Monday 4 April 2011

Q. and babies? A. and babies.

produced by the Art Workers Colaition in 1969, And Babies is a prime example of the power the juxtaposition of text and image can have. The simplicity of the poster, produced initially for the museum of modern art but pulled by the owners, means that the message is absolutely clear. Yet the choice of text does not patronize or demonize as many protest posters can.
The text itself is from a CBS news interview with a Vietnam soldier on the subject of the massacre of civilians.

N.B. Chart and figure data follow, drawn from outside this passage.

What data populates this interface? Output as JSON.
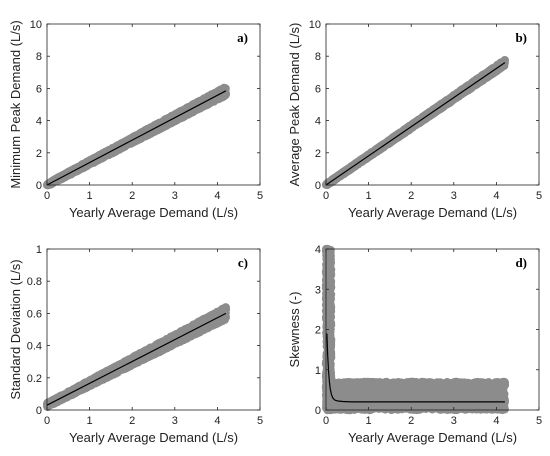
{
  "colors": {
    "scatter": "#8c8c8c",
    "fit_line": "#000000",
    "axes": "#222222",
    "background": "#ffffff"
  },
  "chart_data": [
    {
      "type": "scatter",
      "panel_label": "a)",
      "xlabel": "Yearly Average Demand (L/s)",
      "ylabel": "Minimum Peak Demand (L/s)",
      "xlim": [
        0,
        5
      ],
      "ylim": [
        0,
        10
      ],
      "xticks": [
        0,
        1,
        2,
        3,
        4,
        5
      ],
      "yticks": [
        0,
        2,
        4,
        6,
        8,
        10
      ],
      "grid": false,
      "points": {
        "x_range": [
          0,
          4.2
        ],
        "y_center_slope": 1.39,
        "y_spread": 0.18
      },
      "fit_line": {
        "x": [
          0,
          4.2
        ],
        "y": [
          0,
          5.85
        ]
      }
    },
    {
      "type": "scatter",
      "panel_label": "b)",
      "xlabel": "Yearly Average Demand (L/s)",
      "ylabel": "Average Peak Demand (L/s)",
      "xlim": [
        0,
        5
      ],
      "ylim": [
        0,
        10
      ],
      "xticks": [
        0,
        1,
        2,
        3,
        4,
        5
      ],
      "yticks": [
        0,
        2,
        4,
        6,
        8,
        10
      ],
      "grid": false,
      "points": {
        "x_range": [
          0,
          4.2
        ],
        "y_center_slope": 1.81,
        "y_spread": 0.12
      },
      "fit_line": {
        "x": [
          0,
          4.2
        ],
        "y": [
          0,
          7.6
        ]
      }
    },
    {
      "type": "scatter",
      "panel_label": "c)",
      "xlabel": "Yearly Average Demand (L/s)",
      "ylabel": "Standard Deviation (L/s)",
      "xlim": [
        0,
        5
      ],
      "ylim": [
        0,
        1
      ],
      "xticks": [
        0,
        1,
        2,
        3,
        4,
        5
      ],
      "yticks": [
        0,
        0.2,
        0.4,
        0.6,
        0.8,
        1
      ],
      "grid": false,
      "points": {
        "x_range": [
          0,
          4.2
        ],
        "y_at_zero": 0.03,
        "y_center_slope": 0.136,
        "y_spread": 0.025
      },
      "fit_line": {
        "x": [
          0,
          4.2
        ],
        "y": [
          0.03,
          0.6
        ]
      }
    },
    {
      "type": "scatter",
      "panel_label": "d)",
      "xlabel": "Yearly Average Demand (L/s)",
      "ylabel": "Skewness (-)",
      "xlim": [
        0,
        5
      ],
      "ylim": [
        0,
        4
      ],
      "xticks": [
        0,
        1,
        2,
        3,
        4,
        5
      ],
      "yticks": [
        0,
        1,
        2,
        3,
        4
      ],
      "grid": false,
      "points": {
        "x_range": [
          0,
          4.2
        ],
        "y_range": [
          0,
          4
        ],
        "dense_band_max": 0.7
      },
      "fit_line": {
        "x": [
          0.02,
          0.04,
          0.06,
          0.08,
          0.1,
          0.13,
          0.16,
          0.2,
          0.25,
          0.3,
          0.4,
          0.6,
          1.0,
          2.0,
          3.0,
          4.2
        ],
        "y": [
          1.9,
          1.35,
          0.95,
          0.7,
          0.52,
          0.38,
          0.3,
          0.25,
          0.23,
          0.22,
          0.21,
          0.2,
          0.2,
          0.2,
          0.2,
          0.2
        ]
      }
    }
  ]
}
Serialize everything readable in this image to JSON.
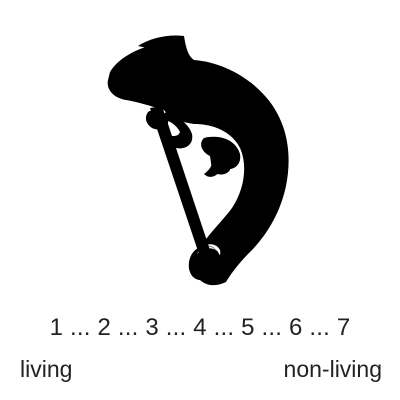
{
  "stimulus": {
    "icon": "chameleon-silhouette-icon",
    "fill": "#000000"
  },
  "scale": {
    "text": "1 ... 2 ... 3 ... 4 ... 5 ... 6 ... 7",
    "left_anchor": "living",
    "right_anchor": "non-living"
  }
}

Q. So you fired something like sixty-seven shots?
A. Right.
Q. And you killed how many? At that time?
A. Well, I fired them automatic, so you can’t- You just spray the area on them and so you can’t know how many you killed ‘cause they were going fast. So I might have killed ten or fifteen of them.
Q. Men, women, and children?
A. Men, women, and children.
Q. And babies?
A. And babies.

The question and answer are only differentiated by punctuation, making the viewer say the words in the there head, using there internal voice in order to understand them, and possibly meaning they are thought about more.

Roy Voss


Bringing to written word into an outdoor environment, especially a rural one, is something that I have dabbled in in my work and have found hard to judge right. Ross does it extremely well, using text to provide a cation for a scene. in cross the caption is very much a part of the environment it is in, seemingly like a bridge, its function and form literally being the same.

In legless the caption is more like a traditional humorous tag line, but the words actual physicality in the scene make it more bizarre. we know that the words must have come before the sheep sitting around it - maybe it is this knowledge of Voss waiting for the sheep to sit around his sign that makes it funnier? or is the tag line some how more authoritative with the knowledge that it exists in reality?